The best way to give us metadata is through scheduled ONIX FTP deliveries. If your company does not have ONIX, you can email us Excel or CSV files. Excel can’t give the same fidelity as ONIX, and regular updates can slip due to human error, but it works. We do not process PDF catalogs due to the formatting issues, but as a last-ditch effort, we can regularly scrape your site with your permission. We try to avoid scraping.
Images can either be linked within ONIX, deposited on our FTP server or emailed to us. We have other sources for cover images aside from your deliveries, but it is always better to get them directly from you.
The most important data to us is ISBN and list price, or net price if you have different discounts for different books. Second to that are accurate weight and volume measurements. Titles, authors, descriptions and other standard metadata should come in your files, but we have other sources. So long as we have the ISBN and an accurate list price our customers can purchase your book on our site.
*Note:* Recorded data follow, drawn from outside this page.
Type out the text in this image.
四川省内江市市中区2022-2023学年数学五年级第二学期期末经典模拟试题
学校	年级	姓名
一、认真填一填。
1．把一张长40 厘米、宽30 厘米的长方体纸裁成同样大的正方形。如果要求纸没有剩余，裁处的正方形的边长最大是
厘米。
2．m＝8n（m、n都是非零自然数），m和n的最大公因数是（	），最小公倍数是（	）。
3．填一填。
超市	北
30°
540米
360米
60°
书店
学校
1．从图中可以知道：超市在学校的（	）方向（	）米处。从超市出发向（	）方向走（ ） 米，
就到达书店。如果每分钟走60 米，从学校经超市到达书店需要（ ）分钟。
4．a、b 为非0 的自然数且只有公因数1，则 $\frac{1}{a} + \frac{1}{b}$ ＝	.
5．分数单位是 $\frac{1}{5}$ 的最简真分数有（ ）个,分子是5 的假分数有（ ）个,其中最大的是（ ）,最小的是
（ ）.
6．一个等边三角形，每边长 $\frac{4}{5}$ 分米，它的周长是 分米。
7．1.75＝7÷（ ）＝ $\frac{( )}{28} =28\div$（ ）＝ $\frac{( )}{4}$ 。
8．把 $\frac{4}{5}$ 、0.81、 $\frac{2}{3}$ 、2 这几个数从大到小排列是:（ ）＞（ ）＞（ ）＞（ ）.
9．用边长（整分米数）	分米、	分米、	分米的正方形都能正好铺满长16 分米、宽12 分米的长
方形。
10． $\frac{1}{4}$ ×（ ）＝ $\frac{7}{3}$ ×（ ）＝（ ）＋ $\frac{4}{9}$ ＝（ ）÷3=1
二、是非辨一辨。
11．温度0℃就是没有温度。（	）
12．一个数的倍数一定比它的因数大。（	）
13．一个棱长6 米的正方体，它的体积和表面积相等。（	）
Often overlooked, links between ISBNs are crucial, and can be used in a variety of ways. Knowing a book is the international edition of a regular US title allows us to treat the international edition as a replacement when customers are searching for or purchasing a book. We use metadata and online previews from the US edition to compensate for a lack of international edition data, and we prevent the customer from selecting and purchasing a higher priced edition by default. Knowing one book replaces another, such as a fourth edition replacing a third, enables our customers to use our system as a tool to discover remainders and dead inventory someone else is offering them. Lastly, links to supplemental materials, competing titles, package contents and other marketing data enhance our ability to promote your books. ONIX and Excel files which link ISBNs are critical to maximizing our customers’ purchasing power and our promotion of your materials. Please help us in getting all the linking information possible.

Once your books are listed and getting orders we need to get them from your warehouse to our distribution centers. For our largest orders with the largest publishers, this can mean a direct container shipment, but most of our purchases are a few pallets which contain books for multiple locations. Direct shipping does not make sense in most situations.
To improve logistics, we have set-up two cross-dock operations with freight forwarders. One, outside the Port of New York and New Jersey, receives all LTL shipments from the US and Canada. The other, outside Port of Felixstowe near London, receives all shipments from Europe. Both these facilities receive, inspect, repack and consolidate incoming shipments to create full container loads for delivery to one of our three distribution centers (Lusaka, Zambia; Dubai, UAE; and Vadodara, India). This increases labor costs, but it allows us to find problems early, not two months after you’ve packed the shipment in your warehouse when the books are on the other side of the world. It also significantly cuts down on shipping time and costs by processing at Western speed, consuming a full container and removing a leg from just under half the books we sell.
This consolidation method is what has allowed us to bring significant cost savings to our customers on works from smaller publishers and fill out our catalog with more than just the giant academic publishers. Each day we’re making works available to our customers that were prohibitively expensive a few years back, and unheard of a decade ago. Our customers get significantly improved selection, you get increased sales and we get more, happier customers.